“This is the first time I’m being super vulnerable. This is me sharing my journey through anxiety and depression.”

Ashley Tisdale, who first broke through starring in High School Musical, is now confessing her years long battle with anxiety and depression in a new album, aptly titled Symptoms.

Tisdale told People that with Symptoms, “This is the first time I’m being super vulnerable. This is me sharing my journey through anxiety and depression. I didn’t know the anxiety symptoms I had in the past while touring. Before, I would freak out before going on stage. That was a panic attack. I had no idea what that was until I started reading about it.”

About the lead single from the album, “Voices in My Head,” Tisdale explains, “There are so many times I’m at an event or even just a social party and I feel like I’m not good enough to be there, and I feel that a lot of us struggle with that. That negative thinking, that little voice in your head…”

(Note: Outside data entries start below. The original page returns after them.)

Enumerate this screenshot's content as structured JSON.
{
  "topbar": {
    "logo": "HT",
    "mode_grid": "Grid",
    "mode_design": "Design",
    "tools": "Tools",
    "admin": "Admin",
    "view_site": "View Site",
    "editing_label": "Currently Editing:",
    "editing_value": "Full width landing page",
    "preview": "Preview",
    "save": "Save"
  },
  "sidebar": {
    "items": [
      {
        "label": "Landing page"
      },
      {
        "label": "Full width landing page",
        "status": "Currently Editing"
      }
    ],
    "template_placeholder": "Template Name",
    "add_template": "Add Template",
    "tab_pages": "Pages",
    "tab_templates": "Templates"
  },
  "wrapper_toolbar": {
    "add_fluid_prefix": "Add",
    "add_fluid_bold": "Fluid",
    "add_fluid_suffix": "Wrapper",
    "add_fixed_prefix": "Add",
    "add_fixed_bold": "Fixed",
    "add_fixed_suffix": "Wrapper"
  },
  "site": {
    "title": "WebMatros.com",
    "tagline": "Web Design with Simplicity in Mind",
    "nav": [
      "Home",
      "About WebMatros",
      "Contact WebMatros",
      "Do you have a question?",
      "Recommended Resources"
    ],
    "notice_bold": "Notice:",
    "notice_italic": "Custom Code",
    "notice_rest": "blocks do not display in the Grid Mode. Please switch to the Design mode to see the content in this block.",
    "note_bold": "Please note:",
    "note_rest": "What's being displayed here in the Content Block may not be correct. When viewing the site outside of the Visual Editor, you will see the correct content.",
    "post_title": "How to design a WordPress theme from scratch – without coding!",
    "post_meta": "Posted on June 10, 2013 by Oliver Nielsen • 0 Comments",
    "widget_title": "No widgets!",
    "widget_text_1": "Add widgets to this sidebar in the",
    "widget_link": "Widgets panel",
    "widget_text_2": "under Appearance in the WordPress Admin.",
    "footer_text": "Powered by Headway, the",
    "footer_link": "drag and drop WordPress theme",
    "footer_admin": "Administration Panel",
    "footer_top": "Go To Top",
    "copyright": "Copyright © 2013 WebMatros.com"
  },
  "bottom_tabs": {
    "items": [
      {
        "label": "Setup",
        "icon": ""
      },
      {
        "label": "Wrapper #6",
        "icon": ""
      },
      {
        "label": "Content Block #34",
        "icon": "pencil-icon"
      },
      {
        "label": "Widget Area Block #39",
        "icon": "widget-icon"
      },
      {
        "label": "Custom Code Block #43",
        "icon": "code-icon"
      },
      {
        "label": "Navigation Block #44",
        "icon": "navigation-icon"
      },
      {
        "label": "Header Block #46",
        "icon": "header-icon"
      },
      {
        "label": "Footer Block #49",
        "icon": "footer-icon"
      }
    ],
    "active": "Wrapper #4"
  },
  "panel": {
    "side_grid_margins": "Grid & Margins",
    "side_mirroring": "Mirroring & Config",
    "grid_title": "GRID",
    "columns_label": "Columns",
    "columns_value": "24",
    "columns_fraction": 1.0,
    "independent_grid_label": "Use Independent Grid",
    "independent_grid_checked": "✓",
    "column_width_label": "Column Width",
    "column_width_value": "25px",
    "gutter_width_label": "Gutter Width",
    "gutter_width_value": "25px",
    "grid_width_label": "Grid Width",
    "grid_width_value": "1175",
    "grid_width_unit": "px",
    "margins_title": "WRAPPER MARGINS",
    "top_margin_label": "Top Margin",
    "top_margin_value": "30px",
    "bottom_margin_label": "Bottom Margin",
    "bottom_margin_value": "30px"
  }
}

Tisdale hopes her new album will help erase the stigma around mental health issues. “The reason I wanted to do this album was because I wanted to make someone at home not feel so alone in what they go through. They could look at me and go, ‘We’re all human. We all go through things.’”

Tisdale adds, “It’s so easy for people when someone goes, ‘Does anyone have anxiety?’ Everyone at the table will go, ‘Yeah, I do.’ If someone says, ‘Do you have depression?’ Nobody really wants to talk about it.”  

She also told AOL, “I feel really vulnerable talking about it, and it’s weird to talk about it, but if I could make someone at home feel less alone, then I’m doing my job as an artist. I’ve gone through a journey. It’s obviously painful and hard, but it’s also the most beautiful thing.”

When recording the album, Tisdale called the studio “my happy place,” and “my safe place” where she could be creative, and she called recording Symptoms “therapeutic. I feel like it saved me from just dwelling in what I was feeling.”

And through the process of recording Symptoms, Tisdale learned to accept and embrace herself. “I think that when you struggle with those things, instead of being like ‘Oh I hate that stuff,’ I really accept it. I think that’s what makes you beautiful, that you’re not perfect.”